Le mot que vous préférez et celui que vous détestez ? J’aime le mot «résistant»… tel un roseau. En revanche, le mot que je n’aime pas, c’est «résilience». En réalité, je ne le déteste pas, je ne le comprends pas. Trop de gens se drapent dans ce mot de manière excessive qui a tendance à engourdir les idées et à anesthésier les solutions.

Vous êtes toujours du côté des solutions ? Les problèmes disparaissent souvent face aux solutions.

Vous êtes plus inspiré par Elon Musk ou par le pape François? Ce sont deux figures influentes qui, chacune à leur manière, ouvrent des perspectives. Le message du pape François est profondément éclairant à mes yeux. Il représente une voix progressiste au sein de l’Église. Comparé à certains de ses prédécesseurs, il écrit une nouvelle page de notre histoire en mettant l’accent sur des valeurs telles que la justice sociale, l’inclusivité et la protection de l’environnement. Elon Musk, lui, incarne l’esprit visionnaire et anticipe les défis futurs en repoussant les limites. Sa vision audacieuse pour l’exploration spatiale, les énergies renouvelables et les technologies de pointe est cruciale pour relever les défis complexes auxquels notre monde est confronté.

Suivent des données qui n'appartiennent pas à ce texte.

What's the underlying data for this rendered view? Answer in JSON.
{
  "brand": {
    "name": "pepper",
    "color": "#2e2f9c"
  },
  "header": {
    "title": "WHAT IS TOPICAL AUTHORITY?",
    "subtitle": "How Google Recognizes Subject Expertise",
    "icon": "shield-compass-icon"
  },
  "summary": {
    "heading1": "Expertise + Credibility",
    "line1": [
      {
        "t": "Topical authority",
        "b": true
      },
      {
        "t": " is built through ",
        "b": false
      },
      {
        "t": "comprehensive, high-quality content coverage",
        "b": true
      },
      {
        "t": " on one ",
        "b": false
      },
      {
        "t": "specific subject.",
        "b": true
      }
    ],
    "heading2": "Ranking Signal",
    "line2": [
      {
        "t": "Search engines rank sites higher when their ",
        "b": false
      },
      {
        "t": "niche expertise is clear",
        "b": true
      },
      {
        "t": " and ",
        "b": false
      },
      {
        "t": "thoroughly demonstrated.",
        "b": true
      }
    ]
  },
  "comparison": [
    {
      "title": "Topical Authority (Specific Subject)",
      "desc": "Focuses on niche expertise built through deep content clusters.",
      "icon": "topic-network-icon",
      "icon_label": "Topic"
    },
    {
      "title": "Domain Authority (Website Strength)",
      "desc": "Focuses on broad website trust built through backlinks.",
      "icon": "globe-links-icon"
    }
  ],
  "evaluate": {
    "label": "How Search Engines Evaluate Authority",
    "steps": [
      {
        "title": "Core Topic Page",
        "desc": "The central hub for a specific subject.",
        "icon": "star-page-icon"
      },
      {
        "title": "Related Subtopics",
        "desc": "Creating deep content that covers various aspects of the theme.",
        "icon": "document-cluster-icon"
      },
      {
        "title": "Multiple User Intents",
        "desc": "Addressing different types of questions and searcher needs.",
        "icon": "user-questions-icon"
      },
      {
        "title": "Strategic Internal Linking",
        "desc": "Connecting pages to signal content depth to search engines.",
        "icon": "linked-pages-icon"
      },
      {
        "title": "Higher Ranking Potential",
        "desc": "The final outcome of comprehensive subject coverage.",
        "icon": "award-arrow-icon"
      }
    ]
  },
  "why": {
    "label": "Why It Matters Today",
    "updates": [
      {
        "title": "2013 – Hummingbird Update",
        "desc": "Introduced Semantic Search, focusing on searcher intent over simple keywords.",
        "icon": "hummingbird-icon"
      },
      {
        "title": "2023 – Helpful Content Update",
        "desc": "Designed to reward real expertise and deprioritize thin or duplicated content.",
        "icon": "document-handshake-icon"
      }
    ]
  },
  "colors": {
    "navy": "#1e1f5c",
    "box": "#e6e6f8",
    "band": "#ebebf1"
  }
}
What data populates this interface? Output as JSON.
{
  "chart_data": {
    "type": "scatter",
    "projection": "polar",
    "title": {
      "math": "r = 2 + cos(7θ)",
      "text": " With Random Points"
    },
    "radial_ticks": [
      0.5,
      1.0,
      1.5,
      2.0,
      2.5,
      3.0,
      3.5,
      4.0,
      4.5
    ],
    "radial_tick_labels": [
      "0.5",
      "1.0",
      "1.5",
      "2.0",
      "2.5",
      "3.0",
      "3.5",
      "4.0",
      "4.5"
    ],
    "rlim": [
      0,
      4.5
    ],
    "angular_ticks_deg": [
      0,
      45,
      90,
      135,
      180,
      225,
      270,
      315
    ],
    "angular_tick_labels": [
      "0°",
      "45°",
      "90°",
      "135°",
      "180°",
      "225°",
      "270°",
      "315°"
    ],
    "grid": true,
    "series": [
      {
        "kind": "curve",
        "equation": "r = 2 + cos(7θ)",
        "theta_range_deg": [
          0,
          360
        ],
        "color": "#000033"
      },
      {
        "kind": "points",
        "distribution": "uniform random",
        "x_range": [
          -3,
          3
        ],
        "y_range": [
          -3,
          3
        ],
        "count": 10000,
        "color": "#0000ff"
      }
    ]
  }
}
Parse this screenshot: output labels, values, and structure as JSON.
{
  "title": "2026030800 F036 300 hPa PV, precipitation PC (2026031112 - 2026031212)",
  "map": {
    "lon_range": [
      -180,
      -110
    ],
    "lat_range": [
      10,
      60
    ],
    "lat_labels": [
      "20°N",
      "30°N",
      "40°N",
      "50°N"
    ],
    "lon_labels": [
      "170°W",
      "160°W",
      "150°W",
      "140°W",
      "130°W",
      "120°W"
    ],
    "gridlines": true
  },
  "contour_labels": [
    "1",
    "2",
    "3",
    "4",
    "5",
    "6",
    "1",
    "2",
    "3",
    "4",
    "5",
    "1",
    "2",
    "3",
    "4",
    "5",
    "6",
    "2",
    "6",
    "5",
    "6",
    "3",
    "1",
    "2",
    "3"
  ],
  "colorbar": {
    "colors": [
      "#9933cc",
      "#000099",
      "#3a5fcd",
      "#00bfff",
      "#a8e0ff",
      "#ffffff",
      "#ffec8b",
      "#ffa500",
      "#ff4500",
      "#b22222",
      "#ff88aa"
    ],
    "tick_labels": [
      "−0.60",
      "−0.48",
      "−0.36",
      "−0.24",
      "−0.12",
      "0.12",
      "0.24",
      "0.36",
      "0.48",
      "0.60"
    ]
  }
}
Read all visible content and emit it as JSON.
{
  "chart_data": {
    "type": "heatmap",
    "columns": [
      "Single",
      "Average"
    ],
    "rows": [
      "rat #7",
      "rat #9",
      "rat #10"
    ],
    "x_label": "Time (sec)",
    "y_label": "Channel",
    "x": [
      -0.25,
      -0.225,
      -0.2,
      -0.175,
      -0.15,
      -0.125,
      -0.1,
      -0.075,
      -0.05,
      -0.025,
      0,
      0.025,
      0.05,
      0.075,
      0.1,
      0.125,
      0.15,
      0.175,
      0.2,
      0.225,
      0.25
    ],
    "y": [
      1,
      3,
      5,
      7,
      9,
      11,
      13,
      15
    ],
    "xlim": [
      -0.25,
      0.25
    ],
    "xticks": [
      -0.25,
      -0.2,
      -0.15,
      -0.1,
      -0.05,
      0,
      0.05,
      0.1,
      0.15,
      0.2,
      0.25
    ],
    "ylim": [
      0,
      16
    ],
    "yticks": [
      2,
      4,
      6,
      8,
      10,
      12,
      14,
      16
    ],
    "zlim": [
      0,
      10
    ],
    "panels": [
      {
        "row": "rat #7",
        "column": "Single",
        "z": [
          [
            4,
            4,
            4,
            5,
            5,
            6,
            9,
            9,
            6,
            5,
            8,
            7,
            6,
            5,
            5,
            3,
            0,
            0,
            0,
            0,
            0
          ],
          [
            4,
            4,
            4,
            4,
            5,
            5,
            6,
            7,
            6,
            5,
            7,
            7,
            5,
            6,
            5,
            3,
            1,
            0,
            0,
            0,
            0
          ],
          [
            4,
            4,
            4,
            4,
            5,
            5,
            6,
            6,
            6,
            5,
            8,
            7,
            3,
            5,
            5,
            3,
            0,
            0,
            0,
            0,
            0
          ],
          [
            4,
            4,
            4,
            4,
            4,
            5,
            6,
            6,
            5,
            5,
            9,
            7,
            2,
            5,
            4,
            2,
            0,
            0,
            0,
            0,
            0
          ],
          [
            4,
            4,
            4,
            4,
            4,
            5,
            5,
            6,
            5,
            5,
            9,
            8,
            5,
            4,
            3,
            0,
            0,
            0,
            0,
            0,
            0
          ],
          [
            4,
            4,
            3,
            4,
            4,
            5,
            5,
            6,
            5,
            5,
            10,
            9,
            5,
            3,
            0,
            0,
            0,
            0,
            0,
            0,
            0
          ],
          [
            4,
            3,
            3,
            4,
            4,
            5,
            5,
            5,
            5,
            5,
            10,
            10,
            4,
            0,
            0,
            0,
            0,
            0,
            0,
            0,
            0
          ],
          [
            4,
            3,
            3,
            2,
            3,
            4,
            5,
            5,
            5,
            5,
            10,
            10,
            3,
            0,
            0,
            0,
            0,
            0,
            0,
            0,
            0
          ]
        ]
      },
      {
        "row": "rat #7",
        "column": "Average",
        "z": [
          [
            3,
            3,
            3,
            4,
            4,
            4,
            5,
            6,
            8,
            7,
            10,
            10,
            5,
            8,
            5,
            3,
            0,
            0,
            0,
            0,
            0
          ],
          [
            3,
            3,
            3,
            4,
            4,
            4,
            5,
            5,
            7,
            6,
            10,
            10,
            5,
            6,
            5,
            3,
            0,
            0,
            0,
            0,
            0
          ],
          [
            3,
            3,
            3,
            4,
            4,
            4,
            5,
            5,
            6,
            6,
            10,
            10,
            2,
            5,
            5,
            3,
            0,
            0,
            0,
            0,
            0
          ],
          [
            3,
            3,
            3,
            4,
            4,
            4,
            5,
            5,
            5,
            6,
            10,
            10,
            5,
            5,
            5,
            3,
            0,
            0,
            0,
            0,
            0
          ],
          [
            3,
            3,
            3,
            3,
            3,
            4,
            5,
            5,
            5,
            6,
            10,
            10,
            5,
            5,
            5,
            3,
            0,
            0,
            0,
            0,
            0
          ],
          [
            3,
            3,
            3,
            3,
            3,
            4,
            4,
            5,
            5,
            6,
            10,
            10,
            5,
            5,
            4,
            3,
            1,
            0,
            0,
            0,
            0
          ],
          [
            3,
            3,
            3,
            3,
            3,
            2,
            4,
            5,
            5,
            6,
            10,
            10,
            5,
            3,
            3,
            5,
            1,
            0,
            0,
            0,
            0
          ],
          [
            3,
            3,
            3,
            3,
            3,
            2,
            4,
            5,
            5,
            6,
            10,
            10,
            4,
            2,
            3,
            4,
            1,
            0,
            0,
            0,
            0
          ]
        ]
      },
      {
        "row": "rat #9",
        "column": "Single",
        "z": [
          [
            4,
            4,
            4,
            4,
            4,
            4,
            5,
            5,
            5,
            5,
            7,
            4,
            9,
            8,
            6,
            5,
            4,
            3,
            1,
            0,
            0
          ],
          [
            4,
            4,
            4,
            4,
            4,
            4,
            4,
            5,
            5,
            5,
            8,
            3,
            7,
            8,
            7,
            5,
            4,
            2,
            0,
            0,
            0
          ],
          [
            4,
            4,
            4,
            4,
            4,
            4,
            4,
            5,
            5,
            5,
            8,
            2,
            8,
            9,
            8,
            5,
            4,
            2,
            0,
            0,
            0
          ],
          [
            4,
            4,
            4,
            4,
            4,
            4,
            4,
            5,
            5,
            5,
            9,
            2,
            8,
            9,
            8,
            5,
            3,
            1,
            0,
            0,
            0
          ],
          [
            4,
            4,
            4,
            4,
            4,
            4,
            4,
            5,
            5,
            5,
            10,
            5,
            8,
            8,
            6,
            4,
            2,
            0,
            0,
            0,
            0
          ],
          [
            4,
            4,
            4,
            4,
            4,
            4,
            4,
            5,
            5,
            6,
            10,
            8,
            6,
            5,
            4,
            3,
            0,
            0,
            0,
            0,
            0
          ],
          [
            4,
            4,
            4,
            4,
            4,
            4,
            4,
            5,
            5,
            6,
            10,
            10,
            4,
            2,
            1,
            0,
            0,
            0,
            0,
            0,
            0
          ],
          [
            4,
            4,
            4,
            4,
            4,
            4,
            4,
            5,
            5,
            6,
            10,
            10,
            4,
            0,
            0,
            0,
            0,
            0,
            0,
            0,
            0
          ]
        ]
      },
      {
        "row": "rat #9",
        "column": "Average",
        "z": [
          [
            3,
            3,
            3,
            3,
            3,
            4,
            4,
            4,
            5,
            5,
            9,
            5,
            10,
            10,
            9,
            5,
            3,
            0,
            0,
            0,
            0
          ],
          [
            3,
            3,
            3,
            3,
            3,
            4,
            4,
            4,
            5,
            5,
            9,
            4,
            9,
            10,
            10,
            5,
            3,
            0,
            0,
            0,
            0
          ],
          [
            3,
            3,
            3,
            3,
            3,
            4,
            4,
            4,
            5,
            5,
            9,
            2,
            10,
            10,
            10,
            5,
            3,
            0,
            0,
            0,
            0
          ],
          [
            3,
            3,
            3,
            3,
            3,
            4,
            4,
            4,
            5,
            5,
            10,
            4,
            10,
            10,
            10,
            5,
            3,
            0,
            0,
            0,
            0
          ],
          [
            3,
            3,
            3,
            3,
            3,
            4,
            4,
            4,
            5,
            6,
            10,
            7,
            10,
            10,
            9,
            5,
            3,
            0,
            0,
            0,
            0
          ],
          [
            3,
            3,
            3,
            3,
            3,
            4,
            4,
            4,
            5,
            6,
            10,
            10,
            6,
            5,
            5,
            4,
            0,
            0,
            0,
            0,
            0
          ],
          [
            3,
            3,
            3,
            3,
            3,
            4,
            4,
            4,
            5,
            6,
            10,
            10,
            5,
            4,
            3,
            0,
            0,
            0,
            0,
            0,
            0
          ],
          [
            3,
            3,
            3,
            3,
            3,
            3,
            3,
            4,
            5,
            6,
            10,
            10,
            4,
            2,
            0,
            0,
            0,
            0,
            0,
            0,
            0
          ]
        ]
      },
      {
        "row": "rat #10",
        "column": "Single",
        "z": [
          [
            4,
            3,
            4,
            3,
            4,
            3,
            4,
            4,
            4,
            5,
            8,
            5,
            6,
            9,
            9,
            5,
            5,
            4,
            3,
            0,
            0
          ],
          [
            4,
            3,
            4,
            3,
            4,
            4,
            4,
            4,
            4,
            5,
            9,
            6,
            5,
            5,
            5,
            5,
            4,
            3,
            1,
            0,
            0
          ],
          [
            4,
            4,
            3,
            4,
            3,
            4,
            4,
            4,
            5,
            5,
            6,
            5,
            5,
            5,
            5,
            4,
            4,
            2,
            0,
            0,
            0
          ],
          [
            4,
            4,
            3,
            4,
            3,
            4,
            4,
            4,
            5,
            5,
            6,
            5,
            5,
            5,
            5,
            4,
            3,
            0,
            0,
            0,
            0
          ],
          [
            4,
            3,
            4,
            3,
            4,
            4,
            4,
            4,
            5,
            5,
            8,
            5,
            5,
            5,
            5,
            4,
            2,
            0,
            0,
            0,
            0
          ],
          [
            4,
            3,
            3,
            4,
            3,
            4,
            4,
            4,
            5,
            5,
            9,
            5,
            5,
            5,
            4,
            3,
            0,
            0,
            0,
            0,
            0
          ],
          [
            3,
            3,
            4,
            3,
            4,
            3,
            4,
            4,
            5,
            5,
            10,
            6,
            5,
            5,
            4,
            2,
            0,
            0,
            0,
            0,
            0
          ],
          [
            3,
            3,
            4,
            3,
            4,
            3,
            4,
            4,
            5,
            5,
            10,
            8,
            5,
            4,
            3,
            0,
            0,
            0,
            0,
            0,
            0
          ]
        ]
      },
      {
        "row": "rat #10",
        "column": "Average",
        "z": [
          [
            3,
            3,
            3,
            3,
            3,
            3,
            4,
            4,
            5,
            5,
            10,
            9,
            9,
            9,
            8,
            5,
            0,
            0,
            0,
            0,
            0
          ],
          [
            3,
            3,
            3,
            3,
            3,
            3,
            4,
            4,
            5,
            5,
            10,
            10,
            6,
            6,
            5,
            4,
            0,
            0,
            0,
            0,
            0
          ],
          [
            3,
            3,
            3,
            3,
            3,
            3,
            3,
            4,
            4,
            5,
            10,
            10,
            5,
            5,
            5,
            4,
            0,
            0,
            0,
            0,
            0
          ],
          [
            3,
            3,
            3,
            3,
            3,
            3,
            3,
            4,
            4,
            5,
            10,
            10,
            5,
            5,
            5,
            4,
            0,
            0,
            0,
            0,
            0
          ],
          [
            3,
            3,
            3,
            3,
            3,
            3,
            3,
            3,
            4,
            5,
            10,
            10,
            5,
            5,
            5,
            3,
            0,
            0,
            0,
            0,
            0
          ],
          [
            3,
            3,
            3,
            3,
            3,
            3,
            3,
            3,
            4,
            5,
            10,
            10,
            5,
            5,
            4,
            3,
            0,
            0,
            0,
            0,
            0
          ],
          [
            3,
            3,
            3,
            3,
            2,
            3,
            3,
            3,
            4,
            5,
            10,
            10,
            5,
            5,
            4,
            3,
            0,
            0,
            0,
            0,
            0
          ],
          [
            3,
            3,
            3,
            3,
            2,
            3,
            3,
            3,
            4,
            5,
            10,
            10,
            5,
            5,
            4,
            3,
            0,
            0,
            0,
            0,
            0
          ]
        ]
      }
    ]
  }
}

Votre livre de chevet ? Un ouvrage sur l’Ikigai, la méthode japonaise pour donner un sens à sa vie.

Vous avez donc trouvé une réponse à : «Pourquoi je me lève le matin et pourquoi ma vie vaut la peine d’être vécue ?» Je n’ai pas LA réponse mais je me lève pour essayer de contribuer positivement à aider les autres… Et j’espère le faire le plus le plus longtemps possible.

«Vous donnez, mais bien peu. Quand vous donnez de vos possessions» a écrit un poète. Ça vous parle ? Vous citez un des auteurs libanais qui se trouve dans mon panthéon. Khalil Gibran, dont on célèbre, cette année, le centième anniversaire de son chef-d’œuvre «Le Prophète» a marqué et continue de captiver des millions de lecteurs à travers le monde. Il a tellement raison. Donner, va bien au-delà de l’aspect financier lui-même, qui n’est rien qu’un instrument nous permettant d’atteindre un objectif plus profond. Je suis convaincu que tout change lorsque l’on réalise l’impact que notre présence peut avoir sur ceux qui en ont besoin. Comprendre la puissance du mot «présence» est essentiel. Dans chaque moment de présence, les émotions sont partagées, les liens se renforcent et les relations deviennent significatives.

Vous êtes l’un des plus grands collectionneurs orientalistes. Comment vous est venue cette passion ? De mes années d’études à ma carrière professionnelle, j’ai passé beaucoup de temps à l’étranger, ressentant rapidement la nostalgie de mon pays natal. J’ai commencé à rassembler des fragments de l’histoire du Liban à travers les œuvres de peintres, d’écrivains, de sculpteurs et de photographes qui, au fil des décennies, ont capturé l’essence de ce pays. Il m’a toujours fasciné de voir, de lire et de contempler l’évolution de mon pays à travers les yeux et l’art d’autres personnes.

Terminez cette phrase : «C’est très rare quand je parle de moi, mais… … je suis très heureux d’avoir récolté cent euros pour notre fondation, ils seront bien utilisés. Je vous remercie de votre présence».